CAM. (Povera me! Non so in che mondo mi sia). (da sé) ROB. Ma perché non dirlo? Perché non parla? DOROT. È timida, è modesta. ANS. Fa la vergognosa. ROB. Animo, animo, figliuola. Arlecchino è un uomo dabbene, è un servitore onorato. (a Camilla)

Ma via, parla, prega, accostati. (ad Arlecchino) ARL. Me vergogno. ROB. Sono cose da morir di ridere.

ANS. Orsù, finiamola. Vuoi tu maritarti, o restar fanciulla? (a Camilla, con calore) CAM. Maritarmi. (modestamente cogli occhi bassi e voce tremante) ANS. Hai qualche genio per qualcheduno?


CAM. Non lo so.

ANS. Ti vuoi maritare in questa casa, o fuori di questa casa?

CAM. In questa casa. (come sopra)

ANS. Vuoi tu Carlotto?

CAM. Signor no. (con più spirito)

ANS. Ma chi vuoi dunque?

CAM. Vorrei... (modestamente, come sopra)

ANS. Ma parla.

CAM. Eccolo qui. (fa vedere il ritratto d'Arlecchino, e si copre il viso)

ARL. (Son mi, son mi. Camilla xe l'amiga, e mi son mi). (da sé, giubilando, e tutti applaudiscono)

ROB. Animo, promettetevi tutti due, e al ritorno nostro da Roma vi sposerete.
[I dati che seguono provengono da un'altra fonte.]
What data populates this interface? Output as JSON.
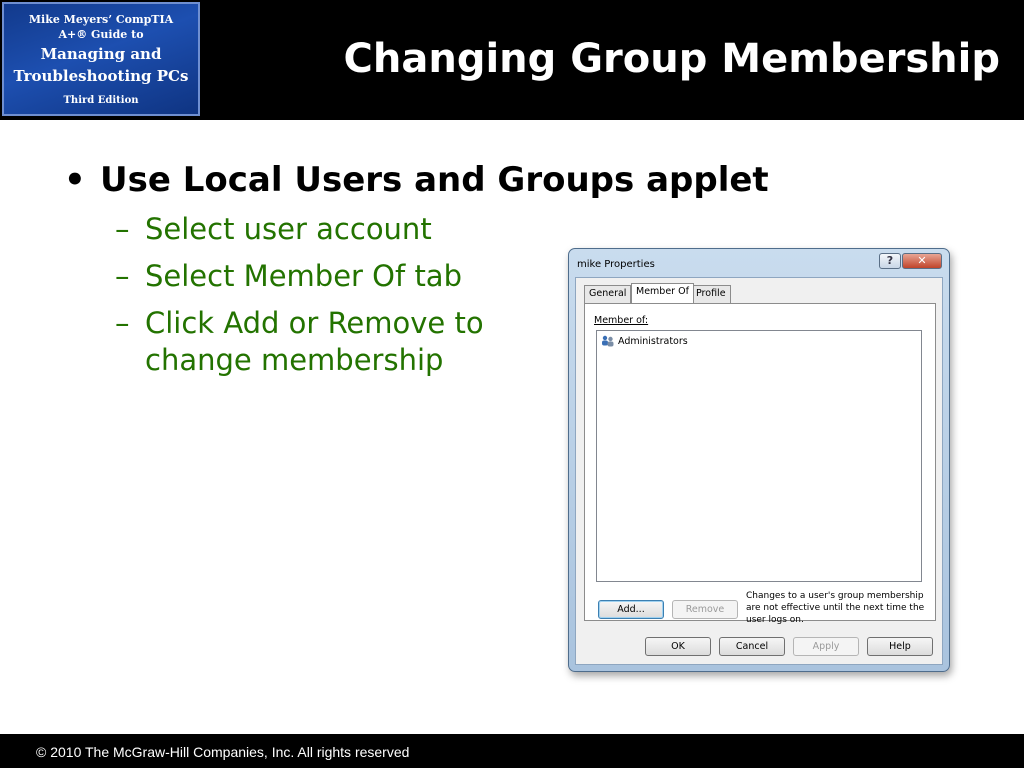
{
  "header": {
    "book": {
      "line1": "Mike Meyers’ CompTIA",
      "line2": "A+® Guide to",
      "line3": "Managing and",
      "line4": "Troubleshooting PCs",
      "line5": "Third Edition"
    },
    "title": "Changing Group Membership"
  },
  "bullets": {
    "main": "Use Local Users and Groups applet",
    "marker": "•",
    "dash": "–",
    "sub": [
      "Select user account",
      "Select Member Of tab",
      "Click Add or Remove to",
      "change membership"
    ]
  },
  "dialog": {
    "title": "mike Properties",
    "help_glyph": "?",
    "close_glyph": "✕",
    "tabs": [
      "General",
      "Member Of",
      "Profile"
    ],
    "active_tab": "Member Of",
    "member_of_label": "Member of:",
    "groups": [
      "Administrators"
    ],
    "group_icon": "group-icon",
    "add_label": "Add...",
    "remove_label": "Remove",
    "note": "Changes to a user's group membership are not effective until the next time the user logs on.",
    "ok_label": "OK",
    "cancel_label": "Cancel",
    "apply_label": "Apply",
    "help_label": "Help"
  },
  "footer": {
    "copyright": "© 2010 The McGraw-Hill Companies, Inc. All rights reserved"
  },
  "colors": {
    "header_bg": "#000000",
    "title_text": "#ffffff",
    "sub_bullet": "#237300",
    "book_cover": "#1d4fb0"
  }
}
Sei contento? (ad Arlecchino)

ARL. Sior sì. (modestamente)

ROB. E voi siete contenta? (a Camilla)

CAM. Signor sì. (con una riverenza modesta)

ANS. Bravi, evviva e che vivan gli sposi.

CARL. Cos'è quest'allegria, signori? Chi si marita?

ARL. Mi per servirla. (a Carlotto)

CARL. E chi prende il signor Arlecchino? (ironico)

ARL. L'incognita che se burla de mi. (sorridendo)

CARL. (Ah! pazienza; me l'ho meritata). (da sé, mortificato)

Fine della Commedia

ROB. Solleciterò la mia partenza per sollecitare il ritorno, e giugnere più presto al possedimento della vostra mano. (a Dorotea) E voi altri, in cui l'amore ha combattuto colla timidezza, soffrite la dilazione con eguale modestia, e siate sempre teneri sposi, e servitori fedeli.